27/11/2007 - Sono stanco e le prime luci dell’alba fanno capolino, la corda improvvisamente si tende, ora di fronte a me un muro di neve mista ghiaccio, l’ultimo strappo per arrivare alla vetta. Pianto i ramponi e con l’aiuto della piccozza supero gli ultimi metri, finalmente in vetta al Cotopaxi 5.872 metri. La fredda notte ha decimato i gruppi. Solo in cinque abbiamo raggiunto la cima, sono sul bordo della caldera e il mio sguardo spazia nelle vallate sottostanti. Tiro fuori la cinepresa per fare delle riprese, non funziona mi arrabbio con me stesso, per averla messa nel posto sbagliato dello zaino. Per fortuna una componente il gruppo, una fortissima scalatrice Svizzera, che l’anno precedente aveva scalato l’Aconcagua, una montagna Argentina sulla cordigliera delle Ande di 6.961 metri, mi scatta delle foto con la sua macchina fotografica, con la promessa che me le invierà una volta arrivata a casa. Stiamo scendendo, il sudore della fronte cola sui miei occhi, che bruciano tremendamente, adesso sono diventate due fessure, che tendono progressivamente a chiudersi. La neve, con il caldo del sole, sta diventando saponosa, e tende a fare zoccolo sotto i ramponi, aumentando il rischio di scivolare a valle. Di notte quando si sale non si percepisce la reale pendenza del vulcano, sono quasi cieco quando arriviamo finalmente al rifugio da dove inizialmente siamo partiti. È la prima volta che mi trovo in questa estrema situazione, dal saccone tiro fuori la mia piccola farmacia personale, farmaci testati nell’arco degli anni. Devo fare le cose per bene, l’avventura è ancora lunga e devo guarire in fretta. Dopo essermi lavato bene gli occhi con l’acqua ghiacciata di una sorgente, messo sugli occhi delle gocce monouso, e uno strato di crema per sfiammare, fascio il tutto con una benda, mi infilo nel sacco a pelo e al buio, con gli occhi ben chiusi, rimango rimasto fermo fino al risveglio del mattino successivo.

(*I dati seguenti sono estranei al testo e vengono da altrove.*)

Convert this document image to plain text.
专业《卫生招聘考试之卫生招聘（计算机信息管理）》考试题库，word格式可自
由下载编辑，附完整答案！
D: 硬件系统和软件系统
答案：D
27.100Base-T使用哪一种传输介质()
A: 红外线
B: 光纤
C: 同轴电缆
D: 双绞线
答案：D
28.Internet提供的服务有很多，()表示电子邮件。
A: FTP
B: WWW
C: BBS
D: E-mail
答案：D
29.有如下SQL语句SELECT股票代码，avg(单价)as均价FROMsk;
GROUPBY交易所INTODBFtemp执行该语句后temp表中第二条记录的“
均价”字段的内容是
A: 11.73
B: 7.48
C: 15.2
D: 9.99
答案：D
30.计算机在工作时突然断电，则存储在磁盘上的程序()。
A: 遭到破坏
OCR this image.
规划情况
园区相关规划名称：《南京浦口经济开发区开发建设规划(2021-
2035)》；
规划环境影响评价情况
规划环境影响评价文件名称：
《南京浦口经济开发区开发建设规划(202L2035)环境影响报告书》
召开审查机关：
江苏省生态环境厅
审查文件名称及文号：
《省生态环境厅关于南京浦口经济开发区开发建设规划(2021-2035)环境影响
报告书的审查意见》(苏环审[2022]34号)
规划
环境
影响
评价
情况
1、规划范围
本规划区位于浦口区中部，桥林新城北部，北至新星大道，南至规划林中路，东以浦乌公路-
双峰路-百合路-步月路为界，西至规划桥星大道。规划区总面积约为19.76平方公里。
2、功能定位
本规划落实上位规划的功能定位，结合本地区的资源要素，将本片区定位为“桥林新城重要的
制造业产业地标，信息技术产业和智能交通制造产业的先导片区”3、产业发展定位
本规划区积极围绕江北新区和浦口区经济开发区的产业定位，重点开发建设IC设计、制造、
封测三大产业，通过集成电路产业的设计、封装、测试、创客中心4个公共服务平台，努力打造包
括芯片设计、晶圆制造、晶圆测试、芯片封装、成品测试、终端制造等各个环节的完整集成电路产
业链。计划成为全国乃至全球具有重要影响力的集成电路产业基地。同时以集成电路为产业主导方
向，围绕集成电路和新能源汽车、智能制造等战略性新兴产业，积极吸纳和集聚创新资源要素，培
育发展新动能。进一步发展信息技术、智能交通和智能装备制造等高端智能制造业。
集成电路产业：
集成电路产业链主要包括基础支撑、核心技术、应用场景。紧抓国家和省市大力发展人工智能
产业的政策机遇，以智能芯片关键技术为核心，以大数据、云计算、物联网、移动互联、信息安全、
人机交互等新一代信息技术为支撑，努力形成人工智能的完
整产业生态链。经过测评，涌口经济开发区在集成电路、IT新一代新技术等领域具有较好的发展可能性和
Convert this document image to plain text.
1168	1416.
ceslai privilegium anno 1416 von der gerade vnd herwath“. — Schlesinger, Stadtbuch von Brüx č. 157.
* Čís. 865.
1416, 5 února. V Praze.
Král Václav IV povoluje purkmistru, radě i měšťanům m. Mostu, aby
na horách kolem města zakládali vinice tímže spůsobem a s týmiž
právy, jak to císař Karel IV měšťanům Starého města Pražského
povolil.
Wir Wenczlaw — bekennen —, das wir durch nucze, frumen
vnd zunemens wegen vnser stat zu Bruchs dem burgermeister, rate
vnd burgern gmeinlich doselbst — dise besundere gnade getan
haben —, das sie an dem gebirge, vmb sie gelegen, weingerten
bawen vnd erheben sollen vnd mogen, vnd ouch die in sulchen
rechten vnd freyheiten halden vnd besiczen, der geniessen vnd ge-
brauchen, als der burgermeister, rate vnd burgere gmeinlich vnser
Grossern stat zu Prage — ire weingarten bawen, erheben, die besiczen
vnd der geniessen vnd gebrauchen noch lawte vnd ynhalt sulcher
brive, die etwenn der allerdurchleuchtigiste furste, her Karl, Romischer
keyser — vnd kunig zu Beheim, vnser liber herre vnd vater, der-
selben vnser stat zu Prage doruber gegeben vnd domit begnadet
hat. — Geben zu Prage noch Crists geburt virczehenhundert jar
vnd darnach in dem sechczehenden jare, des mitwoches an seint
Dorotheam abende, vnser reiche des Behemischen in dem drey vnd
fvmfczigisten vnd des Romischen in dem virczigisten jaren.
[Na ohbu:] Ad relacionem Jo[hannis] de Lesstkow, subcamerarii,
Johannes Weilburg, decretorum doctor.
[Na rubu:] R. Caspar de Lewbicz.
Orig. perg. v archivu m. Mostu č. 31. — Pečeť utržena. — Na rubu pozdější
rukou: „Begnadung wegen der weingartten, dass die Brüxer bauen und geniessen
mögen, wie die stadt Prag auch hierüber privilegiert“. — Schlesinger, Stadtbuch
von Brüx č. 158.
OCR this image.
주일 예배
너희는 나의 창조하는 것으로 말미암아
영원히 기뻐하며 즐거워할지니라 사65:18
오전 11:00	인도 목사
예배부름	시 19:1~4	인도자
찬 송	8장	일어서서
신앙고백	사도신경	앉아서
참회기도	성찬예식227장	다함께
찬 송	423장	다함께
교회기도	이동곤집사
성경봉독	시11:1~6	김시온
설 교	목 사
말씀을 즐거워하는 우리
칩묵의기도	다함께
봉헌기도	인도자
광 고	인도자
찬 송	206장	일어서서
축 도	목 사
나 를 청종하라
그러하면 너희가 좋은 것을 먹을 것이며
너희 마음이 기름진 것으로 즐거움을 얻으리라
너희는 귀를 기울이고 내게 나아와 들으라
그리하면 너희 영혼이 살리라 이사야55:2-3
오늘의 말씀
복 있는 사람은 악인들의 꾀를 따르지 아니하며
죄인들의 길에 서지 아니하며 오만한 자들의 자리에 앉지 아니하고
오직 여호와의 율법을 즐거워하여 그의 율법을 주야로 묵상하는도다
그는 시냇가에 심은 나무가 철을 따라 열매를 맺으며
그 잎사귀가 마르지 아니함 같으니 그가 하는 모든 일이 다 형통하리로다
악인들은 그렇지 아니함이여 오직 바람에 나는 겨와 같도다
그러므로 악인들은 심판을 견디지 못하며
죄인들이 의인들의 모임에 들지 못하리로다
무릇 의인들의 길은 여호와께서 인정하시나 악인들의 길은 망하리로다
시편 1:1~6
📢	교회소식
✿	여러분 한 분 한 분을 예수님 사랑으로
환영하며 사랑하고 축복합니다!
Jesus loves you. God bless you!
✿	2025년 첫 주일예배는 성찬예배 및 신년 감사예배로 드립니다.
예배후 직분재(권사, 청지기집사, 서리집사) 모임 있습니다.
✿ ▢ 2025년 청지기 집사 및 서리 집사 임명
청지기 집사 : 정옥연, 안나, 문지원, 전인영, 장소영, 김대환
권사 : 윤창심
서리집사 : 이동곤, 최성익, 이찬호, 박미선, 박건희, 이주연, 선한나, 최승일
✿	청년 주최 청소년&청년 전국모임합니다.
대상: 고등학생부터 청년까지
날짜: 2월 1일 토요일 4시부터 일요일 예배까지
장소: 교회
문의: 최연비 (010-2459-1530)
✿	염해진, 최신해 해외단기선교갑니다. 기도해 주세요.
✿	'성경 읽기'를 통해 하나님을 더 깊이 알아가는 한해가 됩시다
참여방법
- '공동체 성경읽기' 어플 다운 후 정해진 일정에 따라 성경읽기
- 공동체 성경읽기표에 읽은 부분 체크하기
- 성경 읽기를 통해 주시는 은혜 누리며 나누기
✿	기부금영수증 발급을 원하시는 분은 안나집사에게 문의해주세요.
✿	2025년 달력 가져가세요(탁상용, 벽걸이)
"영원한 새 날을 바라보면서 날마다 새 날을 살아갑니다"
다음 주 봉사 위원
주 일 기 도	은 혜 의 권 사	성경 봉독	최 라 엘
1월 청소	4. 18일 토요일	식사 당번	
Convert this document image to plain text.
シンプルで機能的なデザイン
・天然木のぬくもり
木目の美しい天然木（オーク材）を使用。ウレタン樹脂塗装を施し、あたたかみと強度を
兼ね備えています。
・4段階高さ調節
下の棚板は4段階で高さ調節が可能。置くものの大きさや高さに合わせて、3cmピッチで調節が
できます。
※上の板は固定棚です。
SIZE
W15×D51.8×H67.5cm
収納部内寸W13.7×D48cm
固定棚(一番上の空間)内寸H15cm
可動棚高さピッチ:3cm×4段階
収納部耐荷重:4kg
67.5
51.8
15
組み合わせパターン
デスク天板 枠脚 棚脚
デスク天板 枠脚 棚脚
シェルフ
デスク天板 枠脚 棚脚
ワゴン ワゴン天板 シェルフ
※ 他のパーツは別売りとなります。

28/11/2007 - La nottata è stata provvidenziale, la vista è ritornata quasi normale. Ho gli occhi ancora leggermente arrossati, continuo con i medicinali e spero che nel giro di un paio di giorni tutto ritornerà a posto e sarò pronto per la prossima scalata al monte Chimborazo 6.310 metri. Chissà perché dicono che qualcuno ha tanta fame “ha una fame da lupo “, pensandoci bene erano ventiquattrore che non mangiavo e una sana e abbondante colazione riesce a tirare su sia il mio umore che quello di tutto il gruppo. Oggi giornata di trasferimento, usciamo dal parco Cotopaxi e nel nostro percorso, attraverso paesaggi andini, passiamo dalla città di Latacunga e di Anbata per poi finalmente arrivare a Riobamba, dove finalmente potremo alloggiare in un bello e tranquillo alberghetto.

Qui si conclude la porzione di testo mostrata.